Ciò costituisce ulteriore riscontro di quanto affermato in precedenza, circa il fatto che Mills attingeva, fin dalla fine degli anno ’90, a un deposito bancario, che egli stesso aveva detto a Inland Revenue il 5 novembre 2004 essergli stato trasferito da Fininvest, per i costi dei procedimenti penali italiani: e pertanto sia quelli in cui egli era testimone dell’accusa, sia (vista la data dell’accredito di cui qui si tratta) il presente procedimento.


Si possono a questo punto trarre alcune, parziali, conclusioni.

A Mills viene contestato di avere dichiarato circostanze false in ordine al compenso di circa 1,5 milioni di sterline ricevuto una tantum nel 1996 a seguito di accordi con Silvio Berlusconi – compenso qualificato come “dividend” e tenuto bloccato fino al 2000 in un deposito bancario denominato MM/AIL (Mackenzie Mills/All Iberian Limited) – affermando che si trattava di una plusvalenza di spettanza della società offshore Horizon Ltd. che i clienti avevano ritenuto al momento di non ritirare.
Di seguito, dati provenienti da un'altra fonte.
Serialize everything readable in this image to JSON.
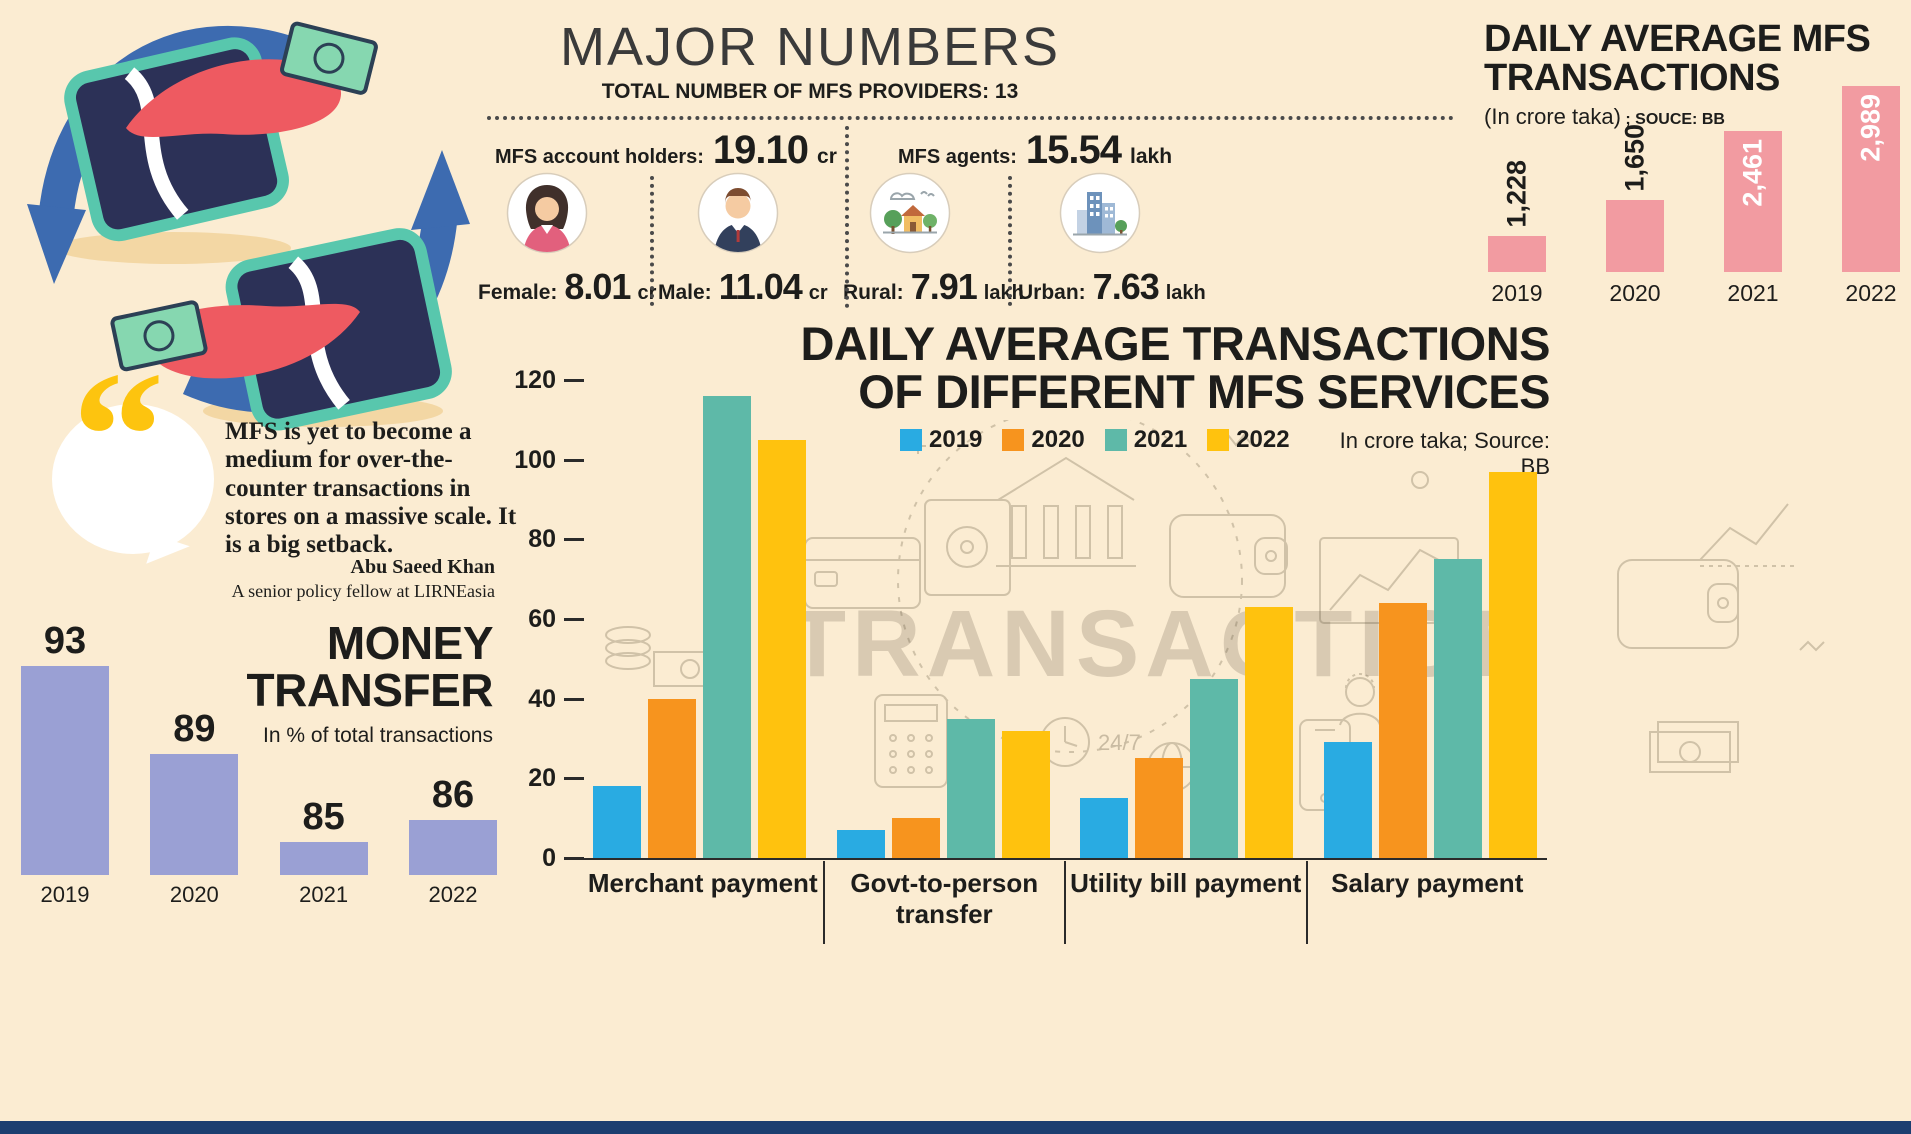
{
  "meta": {
    "background": "#fbecd2",
    "bottom_strip_color": "#1c3e70"
  },
  "major_numbers": {
    "title": "MAJOR NUMBERS",
    "subtitle": "TOTAL NUMBER OF MFS PROVIDERS: 13",
    "account_holders": {
      "label": "MFS account holders:",
      "value": "19.10",
      "unit": "cr",
      "female": {
        "label": "Female:",
        "value": "8.01",
        "unit": "cr"
      },
      "male": {
        "label": "Male:",
        "value": "11.04",
        "unit": "cr"
      }
    },
    "agents": {
      "label": "MFS agents:",
      "value": "15.54",
      "unit": "lakh",
      "rural": {
        "label": "Rural:",
        "value": "7.91",
        "unit": "lakh"
      },
      "urban": {
        "label": "Urban:",
        "value": "7.63",
        "unit": "lakh"
      }
    }
  },
  "daily_mfs": {
    "title_line1": "DAILY AVERAGE MFS",
    "title_line2": "TRANSACTIONS",
    "subtitle": "(In crore taka)",
    "source": " ; SOUCE: BB"
  },
  "quote": {
    "mark": "“",
    "text": "MFS is yet to become a medium for over-the-counter transactions in stores on a massive scale. It is a big setback.",
    "name": "Abu Saeed Khan",
    "role": "A senior policy fellow at LIRNEasia"
  },
  "money_transfer": {
    "title_line1": "MONEY",
    "title_line2": "TRANSFER",
    "subtitle": "In % of total transactions"
  },
  "services": {
    "title_line1": "DAILY AVERAGE TRANSACTIONS",
    "title_line2": "OF DIFFERENT MFS SERVICES",
    "note": "In crore taka; Source: BB",
    "doodle_clock_text": "24/7"
  },
  "chart_data": [
    {
      "id": "daily_mfs_transactions",
      "type": "bar",
      "title": "DAILY AVERAGE MFS TRANSACTIONS",
      "subtitle": "(In crore taka)",
      "source": "SOUCE: BB",
      "categories": [
        "2019",
        "2020",
        "2021",
        "2022"
      ],
      "values": [
        1228,
        1650,
        2461,
        2989
      ],
      "value_labels": [
        "1,228",
        "1,650",
        "2,461",
        "2,989"
      ],
      "label_inside": [
        false,
        false,
        true,
        true
      ],
      "bar_color": "#f29ba1",
      "ylim": [
        800,
        2989
      ],
      "legend_position": "none"
    },
    {
      "id": "money_transfer",
      "type": "bar",
      "title": "MONEY TRANSFER",
      "subtitle": "In % of total transactions",
      "categories": [
        "2019",
        "2020",
        "2021",
        "2022"
      ],
      "values": [
        93,
        89,
        85,
        86
      ],
      "value_labels": [
        "93",
        "89",
        "85",
        "86"
      ],
      "bar_color": "#9aa0d4",
      "ylim": [
        83.5,
        93
      ],
      "legend_position": "none"
    },
    {
      "id": "services",
      "type": "grouped_bar",
      "title": "DAILY AVERAGE TRANSACTIONS OF DIFFERENT MFS SERVICES",
      "note": "In crore taka; Source: BB",
      "watermark": "TRANSACTION",
      "categories": [
        "Merchant payment",
        "Govt-to-person transfer",
        "Utility bill payment",
        "Salary payment"
      ],
      "series": [
        {
          "name": "2019",
          "color": "#29abe2",
          "values": [
            18,
            7,
            15,
            29
          ]
        },
        {
          "name": "2020",
          "color": "#f7941e",
          "values": [
            40,
            10,
            25,
            64
          ]
        },
        {
          "name": "2021",
          "color": "#5eb9a8",
          "values": [
            116,
            35,
            45,
            75
          ]
        },
        {
          "name": "2022",
          "color": "#ffc20e",
          "values": [
            105,
            32,
            63,
            97
          ]
        }
      ],
      "ylim": [
        0,
        120
      ],
      "yticks": [
        0,
        20,
        40,
        60,
        80,
        100,
        120
      ],
      "grid": false,
      "legend_position": "top"
    }
  ]
}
Come si è già osservato le risposte di Mills alle domande che gli erano state rivolte erano state quanto meno reticenti, sia in ordine alla effettiva proprietà della società da cui proveniva il cosiddetto dividendo, che egli conosceva perfettamente, sia quanto al suo reale destinatario finale, egli stesso.

Emerge in termini di certezza dagli elementi di prova in atti, illustrati nelle pagine che precedono, che l’attribuzione della somma a Mills rientrava nel complessivo disegno tendente a non far emergere, appunto, chi fosse il reale proprietario delle società offshore del Gruppo Fininvest e difendersi dalle accuse di falso in bilancio e altro, così aggirando anche il fisco italiano e la normativa in tema di concentrazione di mezzi di comunicazione di massa.

Per distanziare il Gruppo Fininvest – o meglio la/le persone fisiche proprietarie – dai patrimoni delle società offshore, gli utili di una società, di cui a Mills era stata attribuita la proprietà solo per tenere celata l’identità degli effettivi beneficiari, erano stati trasformati in utili di Mills, e come tali egli li aveva sottoposti a tassazione, quale suo introito professionale, nel Regno Unito.